Desde 1948 hasta 1951 pasó por el período más negro de su vida: comenzó a deambular por París sin oficio. Su aspecto reflejaba una absoluta dejadez. Una lituana llamada Joha Heyman, quien más tarde se convertiría en su nueva compañera, lo ayudó a recuperarse. La de ellos fueuna relación especial: Joha, diez años mayor, estuvo más de treinta años junto a Georges, hasta su muerte. En 1952 lo escuchó la vedette Lady Patachou. Subyugada, lo hizo debutar en su cabaret. Al poco tiempo grabó su primer simple. Comenzaba el mito Brassens. Su llegada al mundo de la canción resultó una verdadera explosión: era un personaje cautivante. El furor se debió, principalmente, a la seducción de su voz y a la ruptura que propuso: en primer lugar, por su concepción estética, su sobriedad (“canto para los oídos, no para los ojos”, solía decir); pero fundamentalmente por la temática de sus letras, que salían de lo habitual: un hombre que se queja porque ha sorprendido a su amante engañándolo con su propio marido; una ingenua muchacha campesina que encuentra un gatito abandonado y le da de mamar escandalizando a toda la aldea; un grupo de verduleras de un suburbio de París que interrumpen una reyerta y le propinan una descomunal paliza a los gendarmes.
Brassens fue un verdadero maestro de la ironía. Se burló de la hipocresía con la que convivía, y se quejó de una sociedad de la que él, en realidad, se sentía lejos.
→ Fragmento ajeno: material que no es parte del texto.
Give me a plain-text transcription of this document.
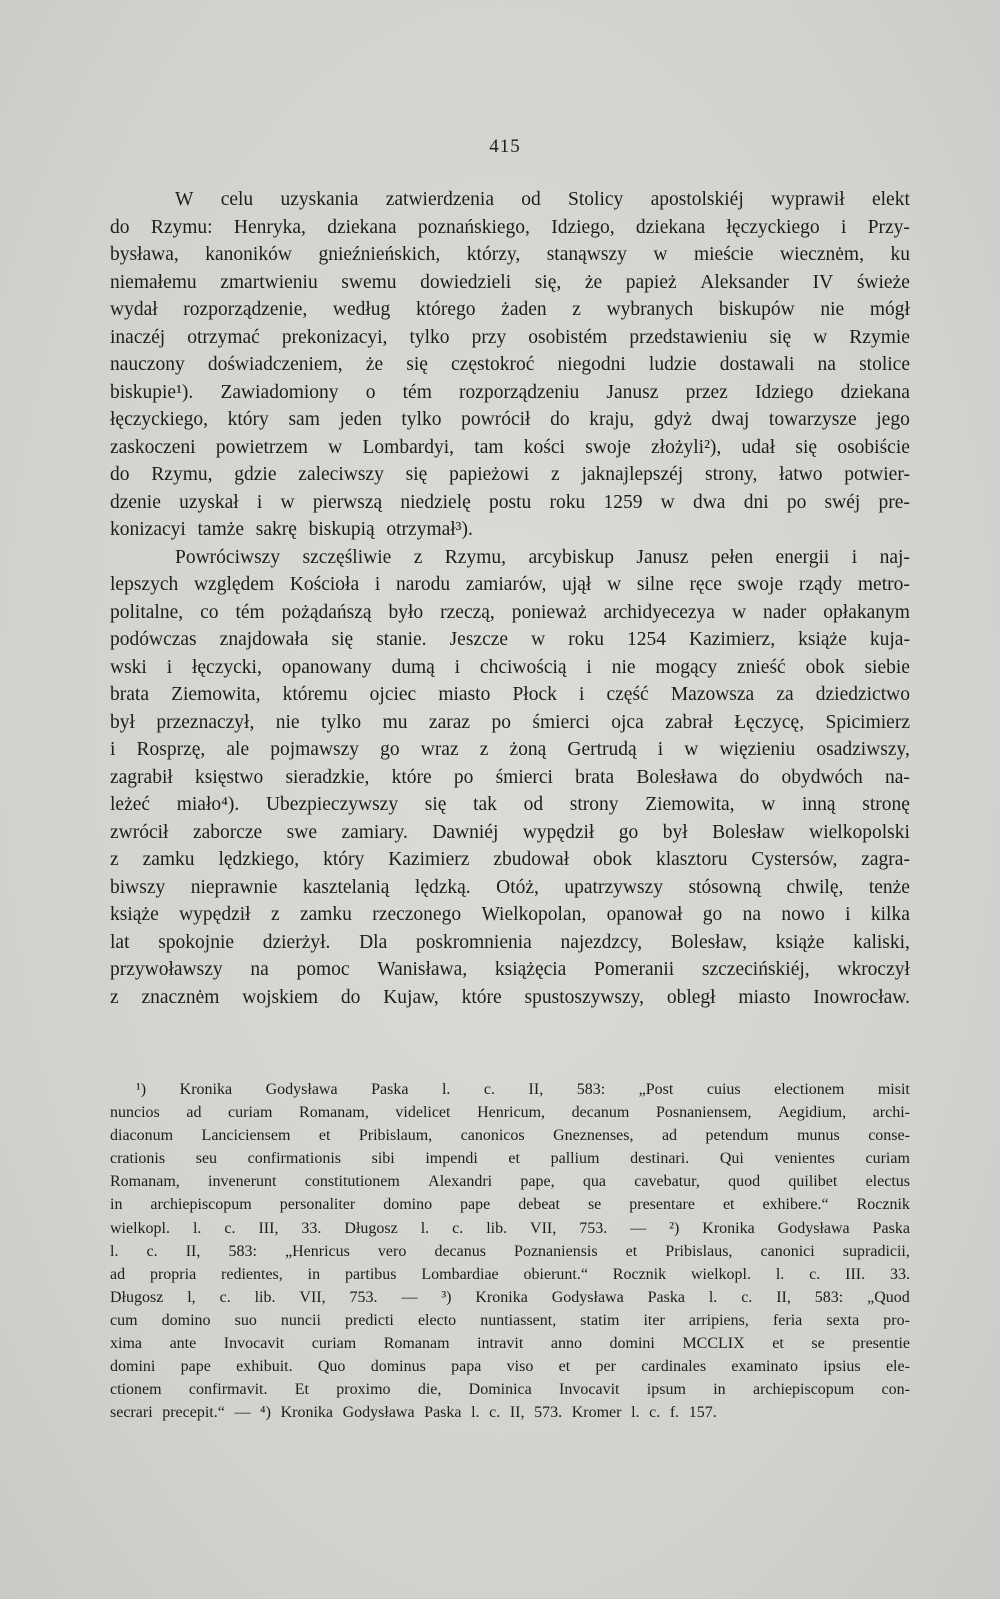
415
W celu uzyskania zatwierdzenia od Stolicy apostolskiéj wyprawił elekt
do Rzymu: Henryka, dziekana poznańskiego, Idziego, dziekana łęczyckiego i Przy-
bysława, kanoników gnieźnieńskich, którzy, stanąwszy w mieście wiecznėm, ku
niemałemu zmartwieniu swemu dowiedzieli się, że papież Aleksander IV świeże
wydał rozporządzenie, według którego żaden z wybranych biskupów nie mógł
inaczéj otrzymać prekonizacyi, tylko przy osobistém przedstawieniu się w Rzymie
nauczony doświadczeniem, że się częstokroć niegodni ludzie dostawali na stolice
biskupie¹). Zawiadomiony o tém rozporządzeniu Janusz przez Idziego dziekana
łęczyckiego, który sam jeden tylko powrócił do kraju, gdyż dwaj towarzysze jego
zaskoczeni powietrzem w Lombardyi, tam kości swoje złożyli²), udał się osobiście
do Rzymu, gdzie zaleciwszy się papieżowi z jaknajlepszéj strony, łatwo potwier-
dzenie uzyskał i w pierwszą niedzielę postu roku 1259 w dwa dni po swéj pre-
konizacyi tamże sakrę biskupią otrzymał³).
Powróciwszy szczęśliwie z Rzymu, arcybiskup Janusz pełen energii i naj-
lepszych względem Kościoła i narodu zamiarów, ujął w silne ręce swoje rządy metro-
politalne, co tém pożądańszą było rzeczą, ponieważ archidyecezya w nader opłakanym
podówczas znajdowała się stanie. Jeszcze w roku 1254 Kazimierz, książe kuja-
wski i łęczycki, opanowany dumą i chciwością i nie mogący znieść obok siebie
brata Ziemowita, któremu ojciec miasto Płock i część Mazowsza za dziedzictwo
był przeznaczył, nie tylko mu zaraz po śmierci ojca zabrał Łęczycę, Spicimierz
i Rosprzę, ale pojmawszy go wraz z żoną Gertrudą i w więzieniu osadziwszy,
zagrabił księstwo sieradzkie, które po śmierci brata Bolesława do obydwóch na-
leżeć miało⁴). Ubezpieczywszy się tak od strony Ziemowita, w inną stronę
zwrócił zaborcze swe zamiary. Dawniéj wypędził go był Bolesław wielkopolski
z zamku lędzkiego, który Kazimierz zbudował obok klasztoru Cystersów, zagra-
biwszy nieprawnie kasztelanią lędzką. Otóż, upatrzywszy stósowną chwilę, tenże
książe wypędził z zamku rzeczonego Wielkopolan, opanował go na nowo i kilka
lat spokojnie dzierżył. Dla poskromnienia najezdzcy, Bolesław, książe kaliski,
przywoławszy na pomoc Wanisława, książęcia Pomeranii szczecińskiéj, wkroczył
z znacznėm wojskiem do Kujaw, które spustoszywszy, obległ miasto Inowrocław.
¹) Kronika Godysława Paska l. c. II, 583: „Post cuius electionem misit
nuncios ad curiam Romanam, videlicet Henricum, decanum Posnaniensem, Aegidium, archi-
diaconum Lanciciensem et Pribislaum, canonicos Gneznenses, ad petendum munus conse-
crationis seu confirmationis sibi impendi et pallium destinari. Qui venientes curiam
Romanam, invenerunt constitutionem Alexandri pape, qua cavebatur, quod quilibet electus
in archiepiscopum personaliter domino pape debeat se presentare et exhibere.“ Rocznik
wielkopl. l. c. III, 33. Długosz l. c. lib. VII, 753. — ²) Kronika Godysława Paska
l. c. II, 583: „Henricus vero decanus Poznaniensis et Pribislaus, canonici supradicii,
ad propria redientes, in partibus Lombardiae obierunt.“ Rocznik wielkopl. l. c. III. 33.
Długosz l, c. lib. VII, 753. — ³) Kronika Godysława Paska l. c. II, 583: „Quod
cum domino suo nuncii predicti electo nuntiassent, statim iter arripiens, feria sexta pro-
xima ante Invocavit curiam Romanam intravit anno domini MCCLIX et se presentie
domini pape exhibuit. Quo dominus papa viso et per cardinales examinato ipsius ele-
ctionem confirmavit. Et proximo die, Dominica Invocavit ipsum in archiepiscopum con-
secrari precepit.“ — ⁴) Kronika Godysława Paska l. c. II, 573. Kromer l. c. f. 157.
Ni siquiera en las jornadas de mayo del 68 Brassens se sintió tocado por la fiesta popular. “Estaba con un ataque de nefritis”, comentó risueño. Luego, más serio, argumentó: “tanta gente dijo tantas tonterías que no merecía la pena añadir una más. Era un asunto que no me interesaba. Soy anarquista y partidario de cierto federalismo, pero los estudiantes deben solucionar sus propios problemas”. Su declarado anarquismo estaba, en los ‘60, teñido de un fuerte escepticismo.
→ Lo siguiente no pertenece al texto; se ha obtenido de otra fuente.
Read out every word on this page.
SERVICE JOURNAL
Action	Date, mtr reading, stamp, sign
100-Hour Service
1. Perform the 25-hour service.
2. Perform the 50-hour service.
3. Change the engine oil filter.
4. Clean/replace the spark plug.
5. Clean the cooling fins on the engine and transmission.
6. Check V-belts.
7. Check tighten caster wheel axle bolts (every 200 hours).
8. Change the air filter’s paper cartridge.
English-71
En Francia, a fines de esa década y a principios de los ‘70, sus canciones eran muy famosas: habían recorrido el país de punta a punta, interpretadas también por otros cantantes. Brassens, sin embargo, desconfiaba del aparato difusor. “¿Aceptaría usted comercializarse un poco más?”, le preguntaron una vez. “Me dejo maniobrar lo justo, siempre que no se me deshonre demasiado. Por ejemplo, grabo el disco antes de mi presentación en escena, porque es necesario que esté en venta en el momento de mi actuación. Existen imperativos como ese y yo sé que canto mejor mis canciones después de haberlas interpretado durante un mes. Los discos hubieran sido mejores si los hubiese grabado después”.

 

“¡No quiero ser noble!”

En 1967, la Academia Francesa le otorgó a Brassens el Gran Premio de Poesía. Los escritores Marcel Pagnol y Joseph Kessel, y el cineasta René Claire, entre otros, le ofrecieron a Brassens apadrinarlo para que ocupara un sillón en la Academia. Rechazó la oferta con una broma: “¡Ya me ven a mí con el tricornio y la espada!”, aludiendo al uniforme que usan los académicos franceses. Fue consecuente con la actitud de su canción “Pequeño flautista”: “El pequeño flautista/llevaba su música al castillo/Por la gracia de sus canciones/el rey le ofreció un blasón/¡Yo no quiero ser noble!/Respondió el musicante/¡Con un blasón en la clave/mi La se llenaría de ínfulas!/y dirían en todo el país/El pequeño flautista nos traicionó”.